Policy makers are striving to keep rates low to spur an even bigger recovery in housing. The Federal Reserve, which has kept its benchmark interest rate near zero since 2008, this month said it would hold it low “at least as long” as unemployment remains above 6.5 percent and inflation projections are for no more than 2.5 percent.
“Pent-up demand, rising home prices, low interest rates, and improving customer confidence motivated buyers to return to the housing market in fiscal year 2012,” Toll Brothers Chief Executive Officer Douglas Yearley said on a Dec. 4 earnings call. “As household formations accelerated and unsold home inventories dropped to record lows, the industry took further steps towards a sustained housing recovery.”
The improvement in housing, increasing job security and the lowest gasoline prices in a year are probably helping boost consumers’ views on the current state of the economy.
The Conference Board’s current-conditions measure was in line with Bloomberg’s Consumer Comfort Index, which held close to a four-year high last week.
The comfort gauge, a compilation of Americans’ present views on the economy, buying climate and personal finances, eased to minus 32.1 in the period ended Dec. 23 from minus 31.9 the week before, a drop that was within the margin of error of 3 percentage points. The gauge was less than a point from an April reading that was the highest since March 2008.

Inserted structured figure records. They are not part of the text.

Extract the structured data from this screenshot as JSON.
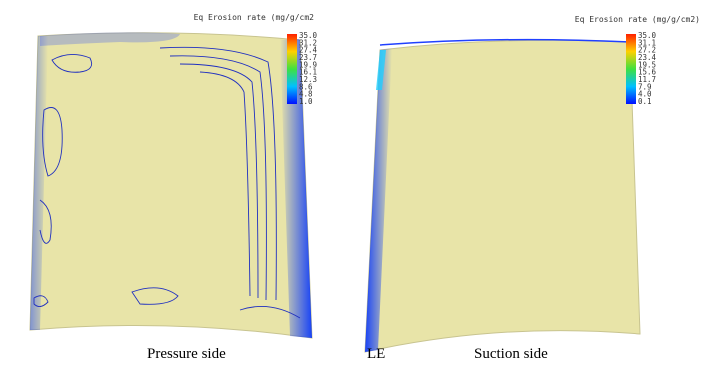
{
  "panels": [
    {
      "colorbar": {
        "title": "Eq Erosion rate (mg/g/cm2",
        "labels": [
          "35.0",
          "31.2",
          "27.4",
          "23.7",
          "19.9",
          "16.1",
          "12.3",
          "8.6",
          "4.8",
          "1.0"
        ]
      }
    },
    {
      "colorbar": {
        "title": "Eq Erosion rate (mg/g/cm2)",
        "labels": [
          "35.0",
          "31.1",
          "27.2",
          "23.4",
          "19.5",
          "15.6",
          "11.7",
          "7.9",
          "4.0",
          "0.1"
        ]
      }
    }
  ],
  "captions": [
    "Pressure side",
    "LE",
    "Suction side"
  ]
}
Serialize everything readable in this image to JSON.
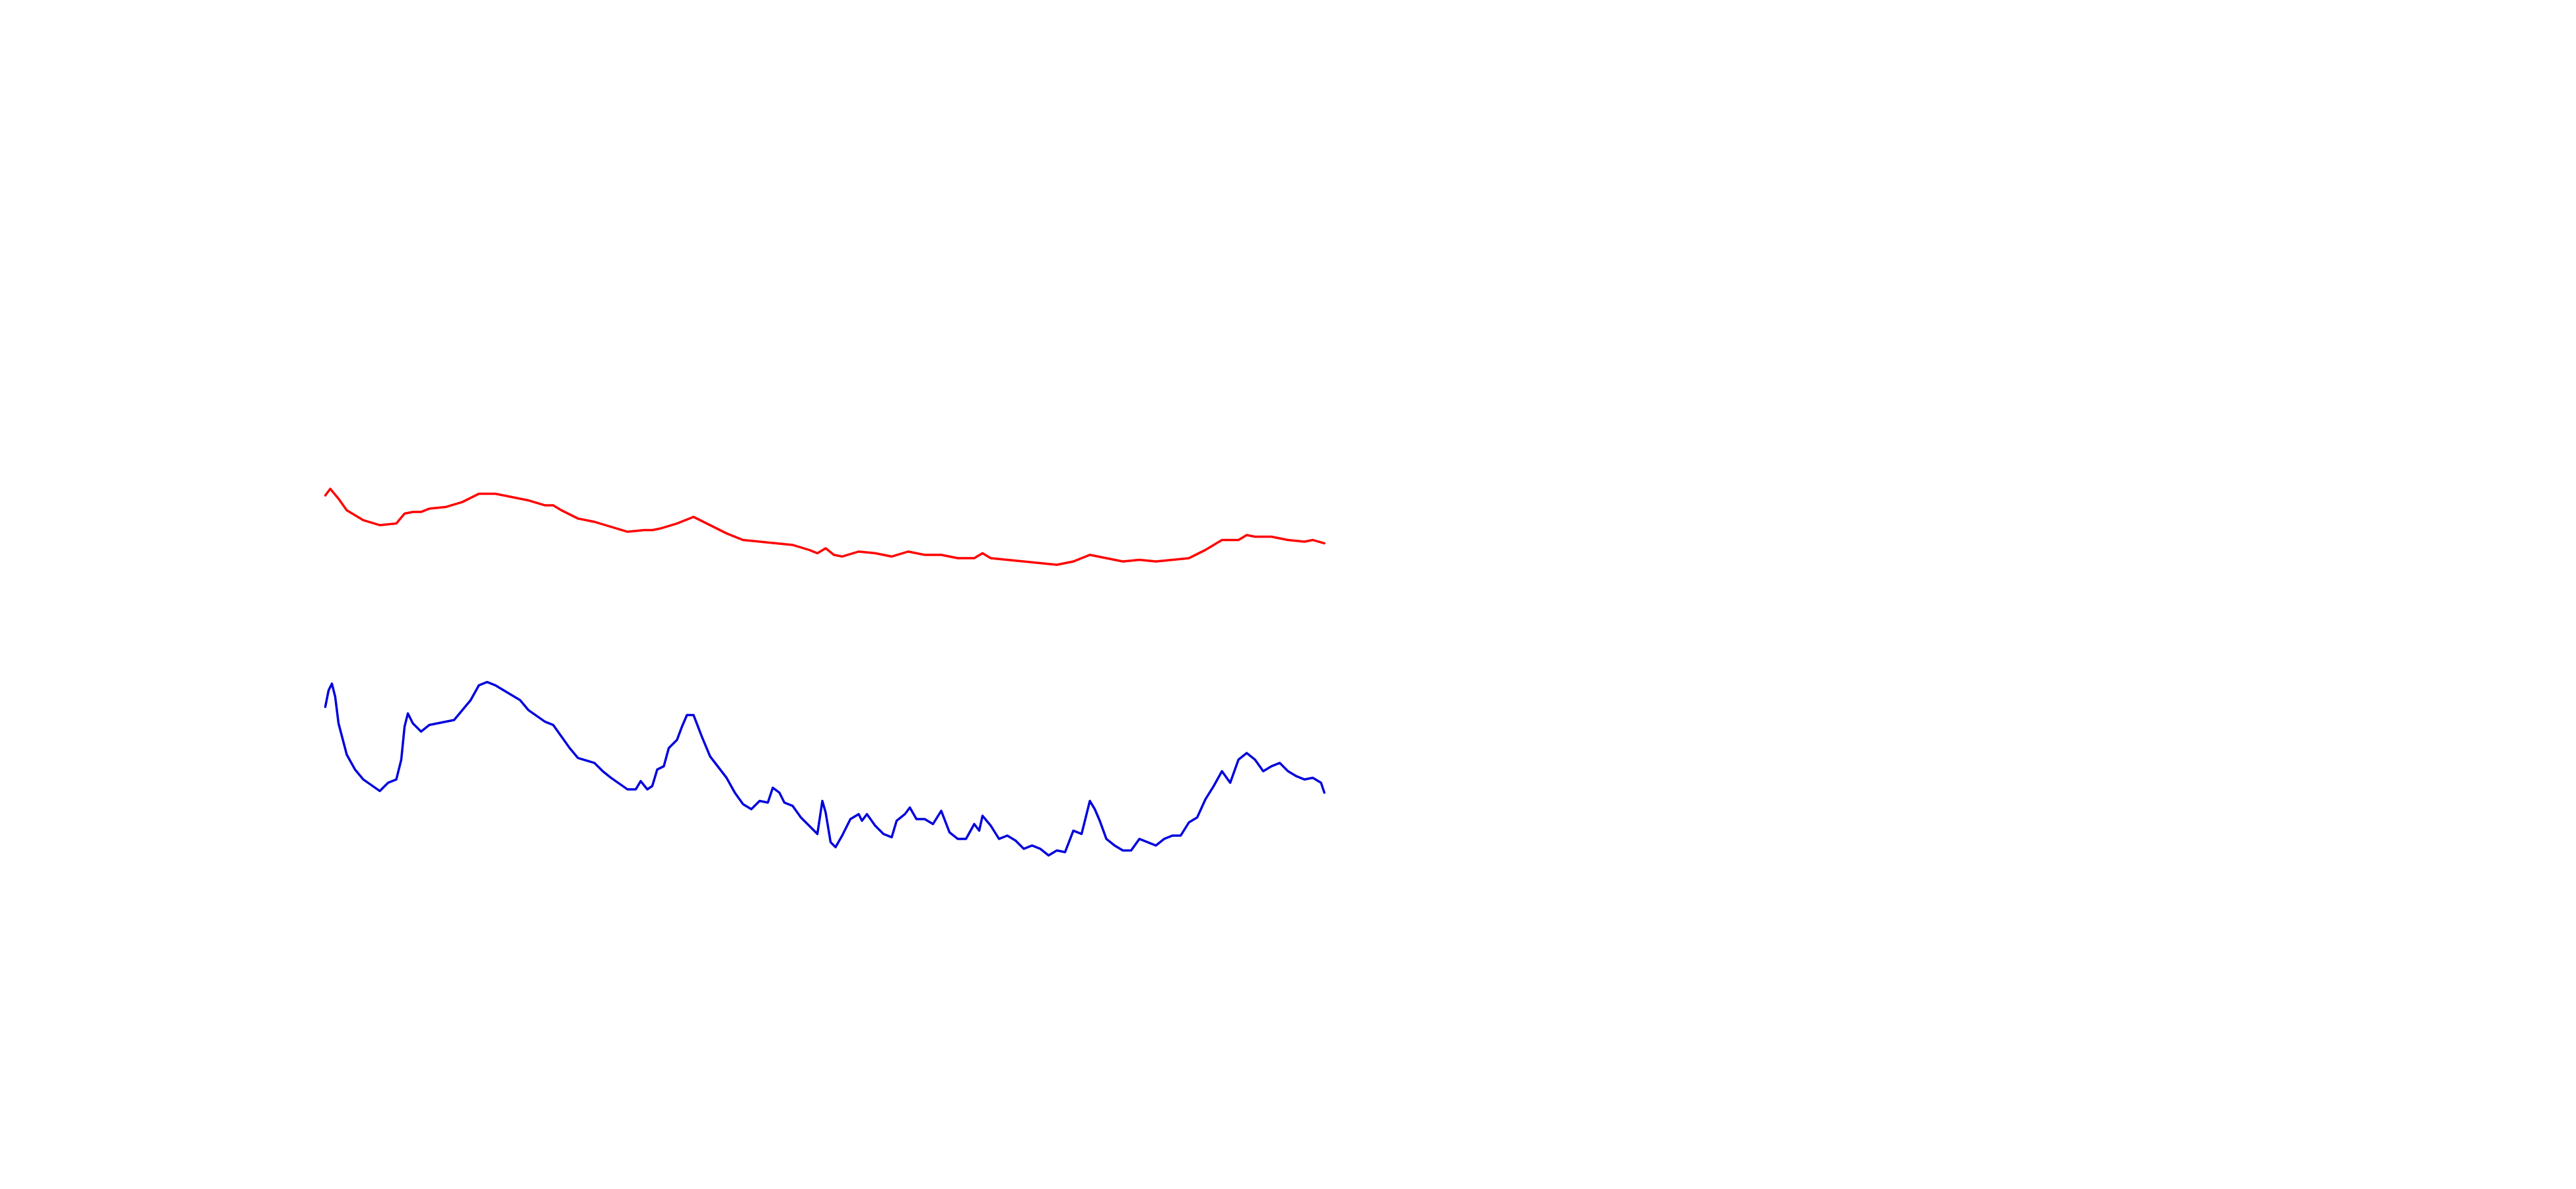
{
  "chart_data": {
    "type": "line",
    "xlim": [
      0,
      1560
    ],
    "ylim": [
      0,
      720
    ],
    "series": [
      {
        "color": "#ff0000",
        "x": [
          197,
          200,
          205,
          210,
          220,
          230,
          240,
          245,
          250,
          255,
          260,
          270,
          280,
          290,
          300,
          310,
          320,
          330,
          335,
          340,
          350,
          360,
          370,
          380,
          390,
          395,
          400,
          410,
          420,
          430,
          440,
          450,
          460,
          470,
          480,
          490,
          495,
          500,
          505,
          510,
          520,
          530,
          540,
          550,
          560,
          570,
          580,
          590,
          595,
          600,
          610,
          620,
          630,
          640,
          650,
          660,
          670,
          680,
          690,
          700,
          710,
          720,
          730,
          740,
          750,
          755,
          760,
          770,
          780,
          790,
          795,
          802
        ],
        "values": [
          420,
          424,
          418,
          411,
          405,
          402,
          403,
          409,
          410,
          410,
          412,
          413,
          416,
          421,
          421,
          419,
          417,
          414,
          414,
          411,
          406,
          404,
          401,
          398,
          399,
          399,
          400,
          403,
          407,
          402,
          397,
          393,
          392,
          391,
          390,
          387,
          385,
          388,
          384,
          383,
          386,
          385,
          383,
          386,
          384,
          384,
          382,
          382,
          385,
          382,
          381,
          380,
          379,
          378,
          380,
          384,
          382,
          380,
          381,
          380,
          381,
          382,
          387,
          393,
          393,
          396,
          395,
          395,
          393,
          392,
          393,
          391
        ]
      },
      {
        "color": "#0000dd",
        "x": [
          197,
          199,
          201,
          203,
          205,
          210,
          215,
          220,
          230,
          235,
          240,
          243,
          245,
          247,
          250,
          255,
          260,
          270,
          275,
          280,
          285,
          290,
          295,
          300,
          310,
          315,
          320,
          330,
          335,
          340,
          345,
          350,
          360,
          365,
          370,
          380,
          385,
          388,
          392,
          395,
          398,
          402,
          405,
          410,
          413,
          416,
          420,
          425,
          430,
          440,
          445,
          450,
          455,
          460,
          465,
          468,
          472,
          475,
          480,
          485,
          490,
          495,
          498,
          500,
          503,
          506,
          510,
          515,
          520,
          522,
          525,
          530,
          535,
          540,
          543,
          548,
          551,
          555,
          560,
          565,
          570,
          575,
          580,
          585,
          590,
          593,
          595,
          600,
          605,
          610,
          615,
          620,
          625,
          630,
          635,
          640,
          645,
          650,
          655,
          660,
          663,
          666,
          670,
          675,
          680,
          685,
          690,
          695,
          700,
          705,
          710,
          715,
          720,
          725,
          730,
          735,
          740,
          745,
          750,
          755,
          760,
          765,
          770,
          775,
          780,
          785,
          790,
          795,
          800,
          802
        ],
        "values": [
          292,
          302,
          306,
          298,
          282,
          263,
          254,
          248,
          241,
          246,
          248,
          260,
          280,
          288,
          282,
          277,
          281,
          283,
          284,
          290,
          296,
          305,
          307,
          305,
          299,
          296,
          290,
          283,
          281,
          274,
          267,
          261,
          258,
          253,
          249,
          242,
          242,
          247,
          242,
          244,
          254,
          256,
          267,
          272,
          280,
          287,
          287,
          274,
          262,
          249,
          240,
          233,
          230,
          235,
          234,
          243,
          240,
          234,
          232,
          225,
          220,
          215,
          235,
          228,
          210,
          207,
          214,
          224,
          227,
          223,
          227,
          220,
          215,
          213,
          223,
          227,
          231,
          224,
          224,
          221,
          229,
          216,
          212,
          212,
          221,
          217,
          226,
          220,
          212,
          214,
          211,
          206,
          208,
          206,
          202,
          205,
          204,
          217,
          215,
          235,
          230,
          223,
          212,
          208,
          205,
          205,
          212,
          210,
          208,
          212,
          214,
          214,
          222,
          225,
          236,
          244,
          253,
          246,
          260,
          264,
          260,
          253,
          256,
          258,
          253,
          250,
          248,
          249,
          246,
          240
        ]
      }
    ]
  }
}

Future prospects were not as rosy. The Conference Board’s measure of expectations for the next six months decreased to 66.5, a one-year low, from 80.9 in October. That brought the group’s total confidence index down to 65.1, a four-month low.
“The sudden turnaround in expectations was most likely caused by uncertainty surrounding the oncoming fiscal cliff,” Lynn Franco, director of economic indicators at the Conference Board, said in a statement. “While consumers are quite negative about the short-term outlook, they are more upbeat than last month about current business and labor market conditions.”